Il Mammatologo è un manuale ironico per mamme “sull’orlo di una crisi di nervi”. L’arrivo di un figlio in una famiglia ne cambia le abitudini e gli equilibri e in alcuni casi li sconvolge del tutto; le mamme diventano ansiogene, hanno poco tempo per se stesse e per continuare a coltivare il rapporto con il proprio partner. Da li è facile pensare a quanto breve sia il passo verso i sensi di colpa.
Il Mammatologo quindi viene in aiuto alle mamme consapevoli (e non!) per smettere con le paranoie e trasformarsi in mamme zen.

A chi è rivolto il progetto?
A tutte le mamme, soprattutto a quelle stanche dei noiosi manuali per neo mamme che però sono così distanti e distaccati da far sentire le mamme inadeguate. Alle mamme che si imbarazzano ad ammettere le proprie difficoltà e che non hanno il coraggio di chiedere un aiuto esterno. Alle mamme che scelgono di essere oneste con loro stesse e ammettono tutta la fatica che l’essere genitore comporta.

Da quale spinta nasce l’idea?
L’idea viene da Cyril Bernard che ha immaginato un libro che ponesse le classiche questioni a cui una mamma, almeno una volta, si è approcciata: “Mi paragono alle altre mamme”, “Mio figlio non dorme e sono stanca”, “Non ho voglia di socializzare con le altre mamme”, etc. La chiave di lettura è ludica e allo stesso tempo didattica.

Chi sono i protagonisti? Due parole su ognuno.
Sono quattro le figure cardine del progetto Il Mammatologo.

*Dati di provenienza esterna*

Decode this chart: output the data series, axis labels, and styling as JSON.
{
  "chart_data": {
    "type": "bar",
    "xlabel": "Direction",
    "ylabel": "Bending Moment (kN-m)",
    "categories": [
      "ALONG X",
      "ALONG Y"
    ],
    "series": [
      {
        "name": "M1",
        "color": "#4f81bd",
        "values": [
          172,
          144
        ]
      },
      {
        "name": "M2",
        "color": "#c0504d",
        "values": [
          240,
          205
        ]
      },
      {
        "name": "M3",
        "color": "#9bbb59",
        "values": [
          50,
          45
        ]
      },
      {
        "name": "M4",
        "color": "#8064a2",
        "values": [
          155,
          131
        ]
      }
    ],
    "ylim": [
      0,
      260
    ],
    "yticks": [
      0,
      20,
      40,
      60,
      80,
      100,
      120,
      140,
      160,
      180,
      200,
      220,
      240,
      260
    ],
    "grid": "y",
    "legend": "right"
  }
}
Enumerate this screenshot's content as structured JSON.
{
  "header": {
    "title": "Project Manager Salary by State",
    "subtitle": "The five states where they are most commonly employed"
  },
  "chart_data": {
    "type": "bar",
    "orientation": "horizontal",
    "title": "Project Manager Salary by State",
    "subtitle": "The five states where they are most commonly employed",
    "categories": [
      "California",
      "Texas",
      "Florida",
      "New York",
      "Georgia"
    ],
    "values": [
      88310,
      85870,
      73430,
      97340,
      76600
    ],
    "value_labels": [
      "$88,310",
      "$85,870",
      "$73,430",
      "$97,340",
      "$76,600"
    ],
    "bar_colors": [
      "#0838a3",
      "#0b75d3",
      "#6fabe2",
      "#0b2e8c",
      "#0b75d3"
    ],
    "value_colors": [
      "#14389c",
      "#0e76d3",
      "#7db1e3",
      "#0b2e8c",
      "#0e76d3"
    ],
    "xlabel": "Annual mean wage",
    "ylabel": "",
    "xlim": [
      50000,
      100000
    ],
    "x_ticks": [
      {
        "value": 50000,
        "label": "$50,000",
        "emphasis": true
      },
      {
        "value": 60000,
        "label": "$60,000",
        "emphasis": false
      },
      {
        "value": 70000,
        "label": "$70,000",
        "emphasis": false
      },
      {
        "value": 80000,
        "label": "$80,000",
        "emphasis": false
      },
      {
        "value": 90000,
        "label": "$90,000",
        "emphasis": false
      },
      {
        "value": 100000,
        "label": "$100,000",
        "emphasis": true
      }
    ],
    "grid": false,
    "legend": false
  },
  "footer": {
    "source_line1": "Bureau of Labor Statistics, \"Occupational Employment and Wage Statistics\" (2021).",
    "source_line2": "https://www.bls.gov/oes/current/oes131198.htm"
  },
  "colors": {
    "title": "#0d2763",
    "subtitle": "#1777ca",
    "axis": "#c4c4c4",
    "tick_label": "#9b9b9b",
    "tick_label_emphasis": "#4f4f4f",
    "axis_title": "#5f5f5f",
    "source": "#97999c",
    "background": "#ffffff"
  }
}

Cyril Bernard è affiancato dalla psicologa Valentina Mossa, dall’illustratrice Giorgia Gariglio e da me, Lucia Falbo, la mamma-scrittrice del gruppo.

Il manuale presenta 30 tematiche: quali sono e quale ti sta più a cuore?
Le tematiche riguardano tutte quelle problematiche che ogni mamma ha dovuto affrontare almeno una volta durante il proprio percorso: la mancanza di tempo per se stesse, le difficoltà dell’allattamento, la stanchezza, il peso delle responsabilità… Se dovessi sceglierne alcune, quelle che mi stanno più a cuore probabilmente sono “Mio figlio non dorme e sono stanca” e “Mi vergogno quando fa i capricci in pubblico”. In ogni “Sfogo di mamma” ho messo un po’ della mia esperienza personale, e questi forse sono stati due dei momenti che come mamma mi hanno messo maggiormente in difficoltà, quindi mi fa piacere che siano stati inseriti nel libro e che altre mamme come me possano leggere i preziosi consigli della nostra psicologa Valentina Mossa per superarli al meglio.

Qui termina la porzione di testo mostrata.